Monitoring C:\Users\Tester\AppData\Roaming press any key to stop ...
[
{
"ChangeType": 1,
"FullPath": "C:\\Users\\Tester\\AppData\\Roaming\\DAXXXXXXXX.txt",
"Name": "DAXXXXXXXX.txt",
"Id": "2zp4r",
"Date": "24-10-2024-15-58-24",
"ChangeName": "FileName",
"MD5": "F0BDAD8B25878B7DE92A5CF47D1D51CA"
},
{
"ChangeType": 4,
"FullPath": "C:\\Users\\Tester\\AppData\\Roaming\\DAXXXXXXXX.txt",
"Name": "DAXXXXXXXX.txt",
"Id": "4eari",
"Date": "24-10-2024-15-58-24",
"ChangeName": "Attributes",
"MD5": "F0BDAD8B25878B7DE92A5CF47D1D51CA"
},
{
"ChangeType": 2,
"FullPath": "C:\\Users\\Tester\\AppData\\Roaming\\DAXXXXXXXX.txt",
"Name": "DAXXXXXXXX.txt",
"Id": "cls54",
"Date": "24-10-2024-15-58-25",
"ChangeName": "DirectoryName"
},
]
Stopped monitoring C:\Users\Tester\AppData\Roaming
PS C:\Users\Tester\Downloads>
PS C:\Users\Tester\Downloads> cat "C:\Users\Tester\AppData\Local\Temp\DAXXXXXXXX.txt-24-10-2024-15-58-24-4eari"
In memory of XXXXXX
PS C:\Users\Tester\Downloads>
Whew, this should be all there is to analyze about this sample. Writing this took way longer than i expected. I kept going back and forth on whether i should include my own lab setup guide in this post but between my environment constantly breaking and this post being long enough as is i thought i should probably leave that for another time.

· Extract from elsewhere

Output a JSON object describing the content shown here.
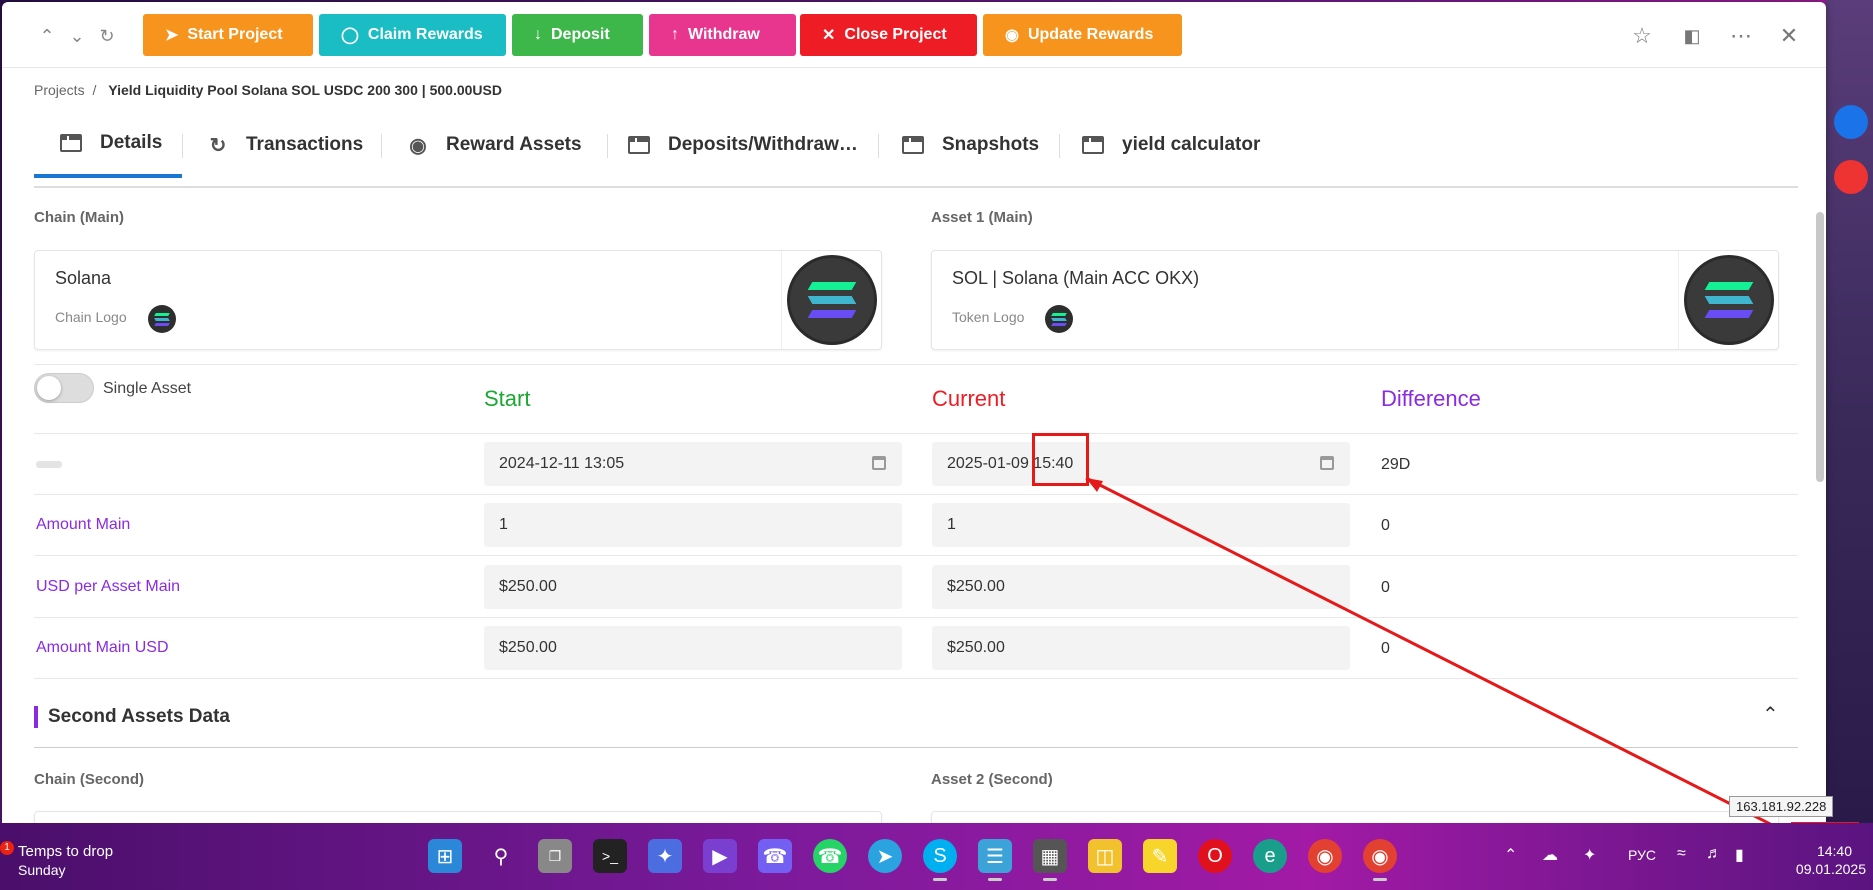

I'm not including the usual malware analysis write-up/report section containing IOCs, Yara rules etc. as i tried my best to not completely give out the answers to the challenge questions and censored IOCs just don't seem all that useful.
Thanks again jeFF0Falltrades for setting all this up. I've sure learned a bunch from messing with all of this.